Bourbonengruft im Kloster Kostanjevica

Dieses Wochenende kamen wir bei der Einlösung unseres Hochzeitsgeschenkes für unsere Nachbarn Daniela und Johannes – einer kleinen kulinarischen Slowenien-Rundfahrt – auch beim Kloster Kostanjevica vorbei. Da wir ohnehin in der Gegend waren, wollte ich wieder mal versuchen, in die dortige Bourbonengruft zu gelangen und diesmal hatte ich Glück und sie war tatsächlich offen.

Kloster Kostanjevica bei Nova Gorica. Links die Klosterkirche Mariä Verkündigung, geradeaus der Eingang in das Kloster und die Bourbonengruft

Kostanjevica ist ein Franziskanerkloster auf einem kleinen Hügel in Nova Gorica, der östlichen, slowenischen Seite der Stadt Görz.1 Als Millionen-Euro-Frage einer Quizshow geeignet, liegt in der als „Klein St. Denis“ bezeichneten Gruft des Klosters der letzte König von Frankreich begraben.

Eingang zu „Klein St. Denis“

Das war Karl X., ein jüngerer Bruder der französischen Könige Ludwig XVI. und Ludwig XVIII.

C. X. – Charles (Karl) X. Dahinter der Sarkophag des Herzogs von Angoulême (L. XIX.)

Nach seiner Abdankung in Folge der Julirevolution von 18302 ging er zunächst nach Schottland und von dort weiter nach Österreich, wo er vom österreichischen Kaiser eine Wohnung im Hradschin in Prag zugewiesen bekam. Wegen der Krönungsfeierlichkeiten für Kaiser Ferdinand zum König von Böhmen musste er 1836 Prag verlassen und übersiedelte nach Görz, wo er mit seinem verbliebenen Hof im Palazzo Coronini Cronberg und im Palazzo Strassoldo Quartier bezog. Er verstarb dort bereits 17 Tage nach seiner Ankunft an der Cholera und wurde im nahegelegenem Kloster Kostanjevica bestattet.

H. V. – Henri (Heinrich) V., der Comte de Chambord

Sein ältester Sohn, der Herzog von Angoulême, von französischen Monarchisten Ludwig XIX. genannt, blieb in Görz und verstarb dort einige Jahre später. Er liegt links neben seinem Vater in der Gruft bestattet.3

Gegenüber des Sarkophages von Karl X. befindet sich jener seines Enkels4 Henri, Comte de Chambord. Der Graf von Chambord, von französischen Monarchisten Henri V. genannt, war mit Maria Theresia von Österreich-Este verheiratet, mit der er in Schloss Frohsdorf bei Wiener Neustadt lebte. 1870 hätte er König von Frankreich werden können, wenn er bereit gewesen wäre, den Eid auf die französische Trikolore zu schwören. Mit dem kinderlosen Grafen starb 1883 die einzige5 legitime Hauptlinie der Bourbonen aus.
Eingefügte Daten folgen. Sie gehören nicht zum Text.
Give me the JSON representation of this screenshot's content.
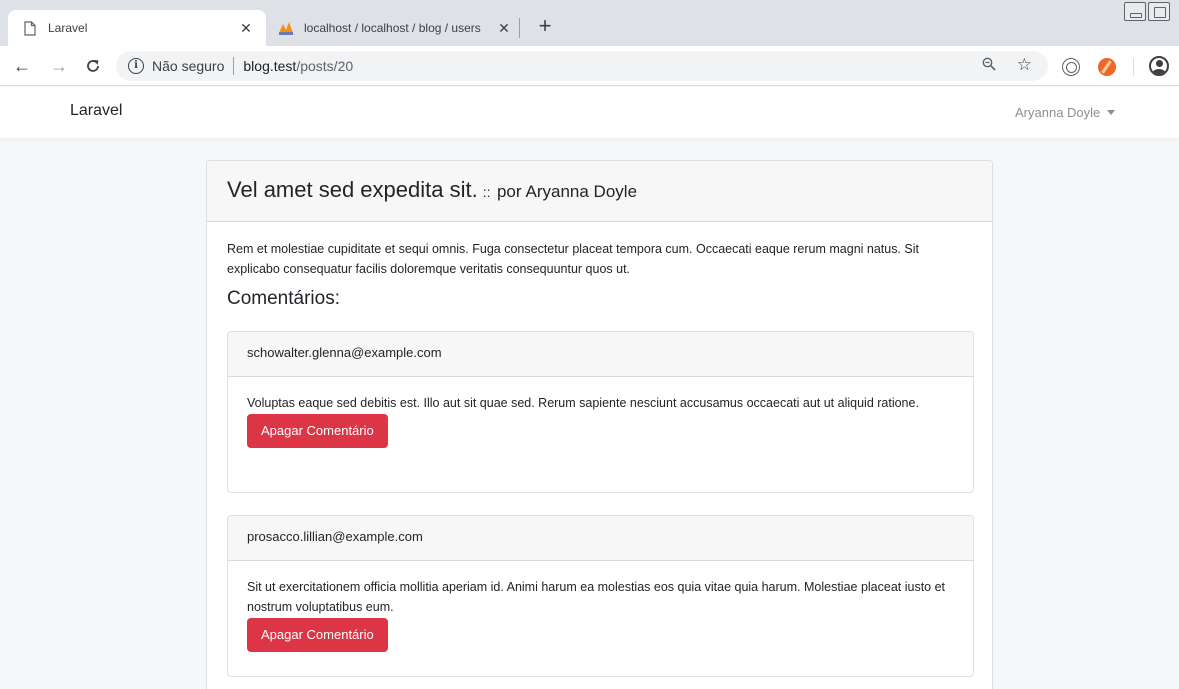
{
  "browser": {
    "tabs": [
      {
        "title": "Laravel",
        "active": true
      },
      {
        "title": "localhost / localhost / blog / users",
        "active": false
      }
    ],
    "address": {
      "security_label": "Não seguro",
      "host": "blog.test",
      "path": "/posts/20"
    }
  },
  "app": {
    "brand": "Laravel",
    "user_name": "Aryanna Doyle"
  },
  "post": {
    "title": "Vel amet sed expedita sit.",
    "separator": "::",
    "author_prefix": "por",
    "author": "Aryanna Doyle",
    "body": "Rem et molestiae cupiditate et sequi omnis. Fuga consectetur placeat tempora cum. Occaecati eaque rerum magni natus. Sit explicabo consequatur facilis doloremque veritatis consequuntur quos ut.",
    "comments_heading": "Comentários:",
    "comments": [
      {
        "email": "schowalter.glenna@example.com",
        "text": "Voluptas eaque sed debitis est. Illo aut sit quae sed. Rerum sapiente nesciunt accusamus occaecati aut ut aliquid ratione.",
        "delete_label": "Apagar Comentário"
      },
      {
        "email": "prosacco.lillian@example.com",
        "text": "Sit ut exercitationem officia mollitia aperiam id. Animi harum ea molestias eos quia vitae quia harum. Molestiae placeat iusto et nostrum voluptatibus eum.",
        "delete_label": "Apagar Comentário"
      }
    ]
  },
  "colors": {
    "danger": "#dc3545",
    "page_bg": "#f5f8fa",
    "card_header_bg": "#f7f7f7"
  }
}
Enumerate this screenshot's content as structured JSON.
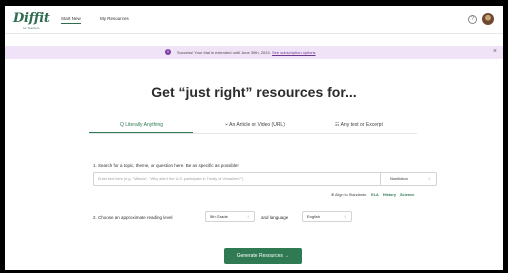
{
  "nav": {
    "logo": "Diffit",
    "logo_sub": "for Teachers",
    "tabs": [
      {
        "label": "Start New"
      },
      {
        "label": "My Resources"
      }
    ],
    "help_icon": "?"
  },
  "banner": {
    "text": "Success! Your trial is extended until June 30th, 2024.",
    "link": "See subscription options",
    "close": "×",
    "icon": "i",
    "color": "#f1e3f7"
  },
  "headline": "Get “just right” resources for...",
  "tabs": [
    {
      "icon": "search-icon",
      "label": "Q Literally Anything"
    },
    {
      "icon": "link-icon",
      "label": "⑂ An Article or Video (URL)"
    },
    {
      "icon": "document-icon",
      "label": "☷ Any text or Excerpt"
    }
  ],
  "step1": {
    "label": "1. Search for a topic, theme, or question here. Be as specific as possible!",
    "placeholder": "Enter text here (e.g. \"Mitosis\", \"Why didn't the U.S. participate in Treaty of Versailles?\")",
    "type_value": "Nonfiction",
    "align_label": "⊕ Align to Standards:",
    "standards": [
      "ELA",
      "History",
      "Science"
    ]
  },
  "step2": {
    "label": "2. Choose an approximate reading level",
    "level_value": "5th Grade",
    "lang_label": "and language",
    "lang_value": "English"
  },
  "generate_label": "Generate Resources →",
  "colors": {
    "accent": "#2f7a53",
    "banner": "#f1e3f7"
  }
}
Feinschmecker-Wochenende mit Daniela und Johannes in Slowenien

Im Kloster Kostanjevica gäbe es auch eine sehenswerte Bibliothek zu besichtigen, doch war diese geschlossen. Keine Ahnung, wann diese jemals geöffnet ist, aber beim nächsten Besuch in Görz können wir es erneut versuchen. Schließlich war es nicht unsere letzte Fahrt in diese für Feinschmecker und Weinliebhaber sehr zu empfehlende Grenzlandschaft zwischen Italien und Slowenien.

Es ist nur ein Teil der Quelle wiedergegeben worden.